Dix-huit mois seulement après la prouesse graphique et technique de 3» (1), Marc-Antoine Mathieu est de retour avec un album tout aussi fascinant. Sous les auspices réunis de Winsor McCay, Fred, Moebius et Francis Masse, d'ailleurs très joliment cité intellectuellement et graphiquement dans une case du Décalage, le dessinateur imagine son anti-héros Julius Corentin Acquefacques manquant le début de sa sixième aventure. Techniquement d'ailleurs, l'album commence directement à la page 7, disposée à la place de la couverture.
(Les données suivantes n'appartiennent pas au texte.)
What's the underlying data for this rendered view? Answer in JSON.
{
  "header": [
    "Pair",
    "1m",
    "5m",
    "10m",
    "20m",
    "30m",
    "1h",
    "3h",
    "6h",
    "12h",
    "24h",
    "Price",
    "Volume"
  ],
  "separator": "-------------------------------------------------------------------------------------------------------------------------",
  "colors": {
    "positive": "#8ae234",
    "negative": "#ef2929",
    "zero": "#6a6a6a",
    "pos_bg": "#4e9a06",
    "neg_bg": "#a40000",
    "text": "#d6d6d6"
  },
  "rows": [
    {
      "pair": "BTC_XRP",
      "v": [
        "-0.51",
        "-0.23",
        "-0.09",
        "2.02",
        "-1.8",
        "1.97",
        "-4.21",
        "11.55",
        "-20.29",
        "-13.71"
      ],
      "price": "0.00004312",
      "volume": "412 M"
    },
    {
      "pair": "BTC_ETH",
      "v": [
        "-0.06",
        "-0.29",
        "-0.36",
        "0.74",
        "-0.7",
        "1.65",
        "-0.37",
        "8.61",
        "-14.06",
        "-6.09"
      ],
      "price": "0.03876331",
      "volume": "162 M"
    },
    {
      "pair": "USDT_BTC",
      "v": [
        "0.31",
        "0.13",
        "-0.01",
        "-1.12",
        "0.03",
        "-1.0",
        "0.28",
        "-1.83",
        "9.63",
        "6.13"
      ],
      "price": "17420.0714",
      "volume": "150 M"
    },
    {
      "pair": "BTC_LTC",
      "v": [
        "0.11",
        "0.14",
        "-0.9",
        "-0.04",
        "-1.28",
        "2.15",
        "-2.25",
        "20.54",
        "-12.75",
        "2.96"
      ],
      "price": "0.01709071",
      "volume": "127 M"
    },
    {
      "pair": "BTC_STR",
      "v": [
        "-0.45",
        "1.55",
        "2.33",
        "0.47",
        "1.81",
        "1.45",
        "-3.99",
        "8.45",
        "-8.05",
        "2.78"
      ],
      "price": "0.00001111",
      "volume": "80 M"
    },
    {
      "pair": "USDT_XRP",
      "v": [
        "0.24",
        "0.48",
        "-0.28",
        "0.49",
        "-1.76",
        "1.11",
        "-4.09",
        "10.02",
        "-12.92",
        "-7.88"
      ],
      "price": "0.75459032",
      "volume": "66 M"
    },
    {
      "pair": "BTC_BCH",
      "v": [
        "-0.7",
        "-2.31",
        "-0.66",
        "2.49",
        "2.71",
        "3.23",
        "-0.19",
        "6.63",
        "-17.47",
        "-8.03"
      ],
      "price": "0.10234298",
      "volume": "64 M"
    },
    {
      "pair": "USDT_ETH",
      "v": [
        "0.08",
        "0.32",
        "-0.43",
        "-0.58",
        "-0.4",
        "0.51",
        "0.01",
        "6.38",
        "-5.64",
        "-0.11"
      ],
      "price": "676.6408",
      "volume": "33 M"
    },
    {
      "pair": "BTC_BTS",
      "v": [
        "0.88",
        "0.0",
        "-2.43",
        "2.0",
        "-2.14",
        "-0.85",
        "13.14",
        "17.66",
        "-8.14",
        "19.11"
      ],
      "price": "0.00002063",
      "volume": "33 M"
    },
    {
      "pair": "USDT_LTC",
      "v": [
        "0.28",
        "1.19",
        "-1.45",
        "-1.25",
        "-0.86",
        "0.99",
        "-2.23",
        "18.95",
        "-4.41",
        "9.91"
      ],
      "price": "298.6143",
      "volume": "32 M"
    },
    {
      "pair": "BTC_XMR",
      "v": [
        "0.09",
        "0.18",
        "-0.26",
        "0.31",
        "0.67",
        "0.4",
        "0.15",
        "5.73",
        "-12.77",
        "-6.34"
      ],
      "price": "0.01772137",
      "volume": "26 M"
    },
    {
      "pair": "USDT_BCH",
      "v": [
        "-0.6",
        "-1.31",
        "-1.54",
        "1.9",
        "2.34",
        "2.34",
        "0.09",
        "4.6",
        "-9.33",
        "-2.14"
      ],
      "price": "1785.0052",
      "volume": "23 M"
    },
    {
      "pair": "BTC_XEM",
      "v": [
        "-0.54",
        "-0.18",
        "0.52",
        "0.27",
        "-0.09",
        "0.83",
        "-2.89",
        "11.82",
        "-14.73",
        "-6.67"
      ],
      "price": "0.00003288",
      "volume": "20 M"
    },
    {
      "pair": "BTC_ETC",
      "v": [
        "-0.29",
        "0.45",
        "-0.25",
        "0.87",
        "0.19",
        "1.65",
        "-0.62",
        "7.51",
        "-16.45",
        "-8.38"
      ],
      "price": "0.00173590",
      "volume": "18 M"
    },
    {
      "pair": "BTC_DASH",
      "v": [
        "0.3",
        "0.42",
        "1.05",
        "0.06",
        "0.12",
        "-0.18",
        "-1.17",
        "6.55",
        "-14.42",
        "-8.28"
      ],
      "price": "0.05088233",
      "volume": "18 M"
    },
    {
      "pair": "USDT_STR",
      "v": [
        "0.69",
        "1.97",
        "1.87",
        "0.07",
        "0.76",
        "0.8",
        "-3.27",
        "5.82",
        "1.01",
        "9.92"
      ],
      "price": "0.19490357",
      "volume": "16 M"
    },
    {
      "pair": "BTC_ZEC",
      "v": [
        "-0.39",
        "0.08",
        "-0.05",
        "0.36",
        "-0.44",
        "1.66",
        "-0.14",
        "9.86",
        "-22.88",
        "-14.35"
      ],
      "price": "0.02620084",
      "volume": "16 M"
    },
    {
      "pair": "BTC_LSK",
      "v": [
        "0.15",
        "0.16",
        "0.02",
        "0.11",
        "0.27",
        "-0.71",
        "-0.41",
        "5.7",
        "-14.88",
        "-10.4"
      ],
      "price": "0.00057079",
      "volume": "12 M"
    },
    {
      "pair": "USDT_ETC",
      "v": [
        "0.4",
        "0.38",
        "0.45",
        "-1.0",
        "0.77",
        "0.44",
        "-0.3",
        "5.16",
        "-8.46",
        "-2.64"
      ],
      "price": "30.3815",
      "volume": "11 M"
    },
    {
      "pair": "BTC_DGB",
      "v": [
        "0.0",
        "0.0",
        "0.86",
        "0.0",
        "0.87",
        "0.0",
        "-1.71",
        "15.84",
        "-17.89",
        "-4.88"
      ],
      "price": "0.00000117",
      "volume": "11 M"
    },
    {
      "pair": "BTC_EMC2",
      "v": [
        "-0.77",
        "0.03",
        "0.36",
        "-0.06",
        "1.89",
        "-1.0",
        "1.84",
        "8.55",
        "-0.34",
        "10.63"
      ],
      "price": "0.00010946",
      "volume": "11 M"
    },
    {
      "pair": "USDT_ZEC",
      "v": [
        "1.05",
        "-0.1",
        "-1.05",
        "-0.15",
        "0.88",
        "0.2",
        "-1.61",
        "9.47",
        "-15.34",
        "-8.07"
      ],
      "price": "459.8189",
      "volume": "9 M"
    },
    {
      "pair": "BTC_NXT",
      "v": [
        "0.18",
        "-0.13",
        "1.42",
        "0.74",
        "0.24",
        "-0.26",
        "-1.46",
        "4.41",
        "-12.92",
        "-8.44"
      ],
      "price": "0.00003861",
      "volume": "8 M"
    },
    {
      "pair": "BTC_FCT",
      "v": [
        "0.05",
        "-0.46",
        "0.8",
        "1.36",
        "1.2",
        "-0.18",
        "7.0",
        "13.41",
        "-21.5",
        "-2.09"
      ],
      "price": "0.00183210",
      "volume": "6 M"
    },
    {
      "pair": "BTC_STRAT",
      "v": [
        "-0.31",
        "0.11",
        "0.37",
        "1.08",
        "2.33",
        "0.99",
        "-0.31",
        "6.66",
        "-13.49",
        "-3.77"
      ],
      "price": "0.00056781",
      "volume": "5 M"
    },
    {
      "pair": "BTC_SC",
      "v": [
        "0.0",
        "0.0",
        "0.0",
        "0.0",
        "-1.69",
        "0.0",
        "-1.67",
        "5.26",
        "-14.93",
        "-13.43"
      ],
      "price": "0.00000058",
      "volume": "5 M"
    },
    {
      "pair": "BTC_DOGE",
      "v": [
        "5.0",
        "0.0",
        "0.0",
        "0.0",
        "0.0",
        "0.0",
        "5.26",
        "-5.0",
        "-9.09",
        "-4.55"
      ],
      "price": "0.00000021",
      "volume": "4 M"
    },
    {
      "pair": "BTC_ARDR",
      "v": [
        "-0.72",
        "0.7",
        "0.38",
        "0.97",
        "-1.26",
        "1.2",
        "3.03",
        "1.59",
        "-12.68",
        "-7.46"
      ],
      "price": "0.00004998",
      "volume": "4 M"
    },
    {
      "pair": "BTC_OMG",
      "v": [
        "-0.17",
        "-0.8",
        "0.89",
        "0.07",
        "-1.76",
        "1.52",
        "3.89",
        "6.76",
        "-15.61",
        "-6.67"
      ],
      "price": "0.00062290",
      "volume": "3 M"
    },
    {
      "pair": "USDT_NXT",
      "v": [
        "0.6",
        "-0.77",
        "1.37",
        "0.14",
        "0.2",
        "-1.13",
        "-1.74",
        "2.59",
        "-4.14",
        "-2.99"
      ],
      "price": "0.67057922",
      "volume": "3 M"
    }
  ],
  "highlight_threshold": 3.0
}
Il se poursuit sur les pages de garde et sur plusieurs dizaines de pages avant que, par d'habiles et même jubilatoires stratagèmes, Marc-Antoine Mathieu ne nous délivre la "vraie" couverture, et avec elle le début de l'histoire.
En attendant, comme le souligne une sorte de contrôleur à la casquette siglée "BD", "on a raté la fenêtre de mise en orbite de l'histoire". Julius, une nouvelle fois prisonnier d'un de ses rêves, assiste en spectateur au dérèglement d'une intrigue à laquelle il ne participe pas. "Plus rien n'était écrit [...]. Non seulement il n'y avait plus d'histoire mais j'en étais exclu", se lamente-t-il. Dans le même temps, les personnages secondaires sont désemparés : "une histoire sans héros, est-ce encore une histoire ?" ; "sans histoire pas de temps et sans temps pas d'histoire"... De pirouettes en jeux de mots déployés avec beaucoup d'humour dans des décors mouvants et souvent spectaculaires, les frères Dalenvert, le voisin de Julius, Hilarion Ozéclat, et le professeur Ouffe tentent tant bien que mal d'avancer à l'aveuglette. "Il ne se passe pas un moment sans qu'il ne se passe rien", remarque l'un d'eux. Mais ce rien n'en ouvre pas moins de vastes champs de réflexion et d'expérimentation. Comme le note Hilarion Ozéclat : "Le champ est libre, tout est à inventer !"
(1) Voir LH 871, du 24.6.2011, p. 54.